I feel better for getting this off my chest.

As you were.

Tuesday, July 15, 2008

on a *slightly* less existential note...

WonderGirl is having her senior portraits done tomorrow morning. We have about a week's worth of outfits picked out.

Plus shoes.

Wish me luck...

Tuesday, July 01, 2008

Things that are different

between BW and Blondie:
short dark brown VS long-ish highlighted blonde (mom is a former stylist) preppy cargo shorts VS tight jeans Nike VS flip-flops nervous laughter VS nod of recognition through veiled lids bare neckline VS pukka beads geek t-shirts VS A&F wearing ballet flats VS wearing chunky heels (WG, not the boys) calculator watch VS studded leather bracelet puppy-dog adoration VS cool, reserved admiration
17 today VS 16 three days ago (I know. What is it with the dating younger boys?) bicycle VS walks track team sprinter VS cross country bowling team VS golf team World of Warcraft VS snowboarding baby of the family VS firstborn son koi pond in the house VS deer heads on the family room wall trumpet VS drums spending hours in our basement VS spending hours at Starbucks with the gang Sleeps until 1:00 PM VS early bird Agnostic household VS mission trips
But the most important difference:
Constant monitoring of each other's whereabouts VS relaxed "Maybe we'll see each other today, maybe not" approach
~~big sigh of relief~~

Friday, June 27, 2008

Who does she think she is, the Barefoot Contessa?

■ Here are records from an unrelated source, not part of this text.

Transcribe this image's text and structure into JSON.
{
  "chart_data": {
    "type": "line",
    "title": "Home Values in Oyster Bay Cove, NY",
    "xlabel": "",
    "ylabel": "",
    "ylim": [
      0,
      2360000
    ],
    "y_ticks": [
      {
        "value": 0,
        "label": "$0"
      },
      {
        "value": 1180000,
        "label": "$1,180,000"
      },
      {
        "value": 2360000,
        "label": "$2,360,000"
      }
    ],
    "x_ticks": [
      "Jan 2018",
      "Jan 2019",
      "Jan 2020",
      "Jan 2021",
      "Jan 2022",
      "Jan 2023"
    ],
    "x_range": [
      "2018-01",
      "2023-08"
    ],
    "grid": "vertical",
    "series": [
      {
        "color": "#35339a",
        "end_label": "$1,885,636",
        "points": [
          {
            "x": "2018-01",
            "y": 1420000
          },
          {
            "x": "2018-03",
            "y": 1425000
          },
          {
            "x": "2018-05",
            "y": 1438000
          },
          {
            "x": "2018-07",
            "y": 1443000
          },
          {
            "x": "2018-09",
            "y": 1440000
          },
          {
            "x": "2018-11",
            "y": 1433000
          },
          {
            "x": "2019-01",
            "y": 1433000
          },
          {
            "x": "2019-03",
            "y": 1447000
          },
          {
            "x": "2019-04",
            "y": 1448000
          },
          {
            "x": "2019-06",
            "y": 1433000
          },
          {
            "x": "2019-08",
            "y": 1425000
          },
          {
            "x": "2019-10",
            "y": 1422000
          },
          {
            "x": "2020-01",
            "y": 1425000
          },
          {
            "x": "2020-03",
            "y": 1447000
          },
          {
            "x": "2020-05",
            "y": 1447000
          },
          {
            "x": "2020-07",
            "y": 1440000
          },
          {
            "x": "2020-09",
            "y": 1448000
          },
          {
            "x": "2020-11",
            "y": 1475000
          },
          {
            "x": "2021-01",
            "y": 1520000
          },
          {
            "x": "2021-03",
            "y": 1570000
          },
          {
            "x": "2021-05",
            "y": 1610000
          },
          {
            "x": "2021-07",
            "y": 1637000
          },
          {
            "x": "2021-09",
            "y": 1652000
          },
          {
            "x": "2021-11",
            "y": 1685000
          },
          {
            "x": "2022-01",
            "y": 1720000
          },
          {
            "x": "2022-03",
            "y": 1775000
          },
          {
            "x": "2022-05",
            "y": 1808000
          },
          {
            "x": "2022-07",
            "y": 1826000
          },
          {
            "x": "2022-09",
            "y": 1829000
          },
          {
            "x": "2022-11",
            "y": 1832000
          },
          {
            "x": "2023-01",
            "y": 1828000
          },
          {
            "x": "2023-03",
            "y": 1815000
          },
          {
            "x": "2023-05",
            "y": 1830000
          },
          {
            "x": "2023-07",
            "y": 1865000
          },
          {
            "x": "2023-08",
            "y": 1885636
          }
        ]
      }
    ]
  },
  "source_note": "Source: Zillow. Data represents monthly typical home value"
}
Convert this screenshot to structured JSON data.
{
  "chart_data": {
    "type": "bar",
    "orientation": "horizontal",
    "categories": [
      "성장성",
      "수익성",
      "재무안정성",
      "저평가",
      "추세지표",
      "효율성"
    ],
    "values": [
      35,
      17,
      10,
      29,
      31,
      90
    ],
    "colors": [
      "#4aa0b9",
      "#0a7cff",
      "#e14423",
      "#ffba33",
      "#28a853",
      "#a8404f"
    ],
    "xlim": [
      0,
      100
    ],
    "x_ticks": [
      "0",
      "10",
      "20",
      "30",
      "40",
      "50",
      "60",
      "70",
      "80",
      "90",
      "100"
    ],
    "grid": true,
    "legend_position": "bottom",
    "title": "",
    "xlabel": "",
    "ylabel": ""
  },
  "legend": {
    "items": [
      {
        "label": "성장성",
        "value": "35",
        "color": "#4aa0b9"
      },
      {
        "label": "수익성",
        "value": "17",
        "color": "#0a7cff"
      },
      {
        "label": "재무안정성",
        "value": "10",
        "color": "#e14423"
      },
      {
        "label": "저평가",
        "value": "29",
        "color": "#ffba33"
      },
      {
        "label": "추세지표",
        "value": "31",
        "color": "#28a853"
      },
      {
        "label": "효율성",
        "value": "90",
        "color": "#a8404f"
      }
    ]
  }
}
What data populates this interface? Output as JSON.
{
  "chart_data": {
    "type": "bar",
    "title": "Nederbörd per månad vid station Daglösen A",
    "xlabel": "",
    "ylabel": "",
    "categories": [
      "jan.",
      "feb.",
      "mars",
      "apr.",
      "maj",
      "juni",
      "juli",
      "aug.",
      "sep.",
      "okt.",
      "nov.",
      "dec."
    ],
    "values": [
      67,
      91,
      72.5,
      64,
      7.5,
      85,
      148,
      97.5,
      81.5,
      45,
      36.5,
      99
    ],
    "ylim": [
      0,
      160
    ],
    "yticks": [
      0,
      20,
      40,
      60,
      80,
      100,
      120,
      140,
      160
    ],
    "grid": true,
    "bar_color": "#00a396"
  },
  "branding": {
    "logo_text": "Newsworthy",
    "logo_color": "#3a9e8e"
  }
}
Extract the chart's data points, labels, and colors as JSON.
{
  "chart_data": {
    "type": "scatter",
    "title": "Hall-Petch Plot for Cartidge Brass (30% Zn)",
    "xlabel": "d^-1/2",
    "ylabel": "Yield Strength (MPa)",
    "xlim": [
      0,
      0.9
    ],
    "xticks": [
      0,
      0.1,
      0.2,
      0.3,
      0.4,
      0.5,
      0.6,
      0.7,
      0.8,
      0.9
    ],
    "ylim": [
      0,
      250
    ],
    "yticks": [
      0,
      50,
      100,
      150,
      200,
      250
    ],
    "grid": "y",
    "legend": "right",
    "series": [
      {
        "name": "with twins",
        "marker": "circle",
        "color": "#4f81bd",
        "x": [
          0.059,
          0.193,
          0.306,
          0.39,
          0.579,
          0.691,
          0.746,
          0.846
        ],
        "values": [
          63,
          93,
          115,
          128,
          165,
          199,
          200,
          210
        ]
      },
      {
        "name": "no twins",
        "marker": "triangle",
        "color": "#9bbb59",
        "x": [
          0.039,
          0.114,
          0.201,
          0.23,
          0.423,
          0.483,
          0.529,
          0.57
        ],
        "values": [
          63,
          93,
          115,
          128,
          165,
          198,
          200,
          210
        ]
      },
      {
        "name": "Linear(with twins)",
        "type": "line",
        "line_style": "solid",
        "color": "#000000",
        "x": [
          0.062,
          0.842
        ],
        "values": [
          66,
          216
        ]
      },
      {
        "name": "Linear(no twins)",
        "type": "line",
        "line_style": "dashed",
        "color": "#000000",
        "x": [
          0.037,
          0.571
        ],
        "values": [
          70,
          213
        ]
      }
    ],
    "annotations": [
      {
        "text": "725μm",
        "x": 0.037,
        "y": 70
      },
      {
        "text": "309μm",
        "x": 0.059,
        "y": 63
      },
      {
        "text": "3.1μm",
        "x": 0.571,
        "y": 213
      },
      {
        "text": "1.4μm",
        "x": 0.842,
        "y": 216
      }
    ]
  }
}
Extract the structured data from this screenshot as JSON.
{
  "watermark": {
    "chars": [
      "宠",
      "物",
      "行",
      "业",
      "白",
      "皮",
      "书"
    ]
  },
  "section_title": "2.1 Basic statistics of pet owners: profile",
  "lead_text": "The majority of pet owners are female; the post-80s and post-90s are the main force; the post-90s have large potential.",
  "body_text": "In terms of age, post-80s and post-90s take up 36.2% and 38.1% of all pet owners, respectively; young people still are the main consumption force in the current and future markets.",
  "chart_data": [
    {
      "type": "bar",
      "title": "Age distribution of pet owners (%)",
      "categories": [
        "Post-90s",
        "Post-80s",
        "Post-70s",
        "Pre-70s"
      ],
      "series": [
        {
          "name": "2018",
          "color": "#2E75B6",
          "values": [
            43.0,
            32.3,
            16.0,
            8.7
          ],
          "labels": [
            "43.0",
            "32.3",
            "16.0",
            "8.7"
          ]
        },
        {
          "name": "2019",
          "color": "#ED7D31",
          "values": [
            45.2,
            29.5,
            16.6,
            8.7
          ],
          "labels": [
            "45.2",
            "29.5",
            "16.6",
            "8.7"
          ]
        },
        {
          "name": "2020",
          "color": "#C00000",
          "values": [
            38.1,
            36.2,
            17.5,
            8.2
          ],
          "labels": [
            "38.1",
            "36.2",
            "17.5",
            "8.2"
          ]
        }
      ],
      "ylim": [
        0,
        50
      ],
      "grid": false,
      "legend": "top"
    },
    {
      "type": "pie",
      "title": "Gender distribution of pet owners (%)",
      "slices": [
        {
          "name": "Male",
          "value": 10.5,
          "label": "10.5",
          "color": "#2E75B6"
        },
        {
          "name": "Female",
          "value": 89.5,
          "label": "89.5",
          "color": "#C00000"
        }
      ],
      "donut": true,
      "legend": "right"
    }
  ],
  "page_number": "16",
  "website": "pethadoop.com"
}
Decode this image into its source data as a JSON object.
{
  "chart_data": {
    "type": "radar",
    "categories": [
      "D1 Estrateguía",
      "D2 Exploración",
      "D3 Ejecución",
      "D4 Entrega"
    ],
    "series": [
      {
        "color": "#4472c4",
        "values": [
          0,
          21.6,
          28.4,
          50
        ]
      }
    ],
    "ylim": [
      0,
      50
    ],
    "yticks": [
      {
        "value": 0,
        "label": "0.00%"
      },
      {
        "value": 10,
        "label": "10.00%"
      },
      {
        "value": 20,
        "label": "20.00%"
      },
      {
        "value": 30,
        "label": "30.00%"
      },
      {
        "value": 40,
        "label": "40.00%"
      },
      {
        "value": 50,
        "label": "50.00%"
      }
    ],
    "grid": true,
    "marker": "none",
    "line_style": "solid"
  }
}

Tabbouleh is one of those things that sound marvelous to me, but I always tell myself it is too hard to make. It's not. If you can boil water and wield a knife, you can make this.

And since I'm the only one in my house who will touch it with a ten-foot pole, I'll be eating off of this for days! YUMMY!

Thursday, June 26, 2008

Somebody Likes Me!



It took me four long years, but I finally got on Master Gardener's "okay people" list. For four years I have been watching him bring care packages of his beautiful berries and prolific rhubarb to church, to distribute to his friends. Only certain people get on his list. I was never on this list.

Now I'm on it. I don't know what I did to deserve it, but he called me this morning to ask me if I'd want some treats from his garden. "Sure" I said. "Come on over."

I wish you could smell these wonderful berries. From this bounty, I made this:

Sunday, June 15, 2008

My stomach hurts...

from laughing so much. Both kids in the living room at once! Hilarious!

Bonus conversation:

ManChild: Hey,WG, is that one of those Hezbollah bracelets?

~~cue crickets~~

WG: You mean Kaballah?

MC: Yeah.

WG: Um...no. It's an anklet.

Meanwhile Mom nearly pees her pants while silently collapsing into a paroxysm of laughter.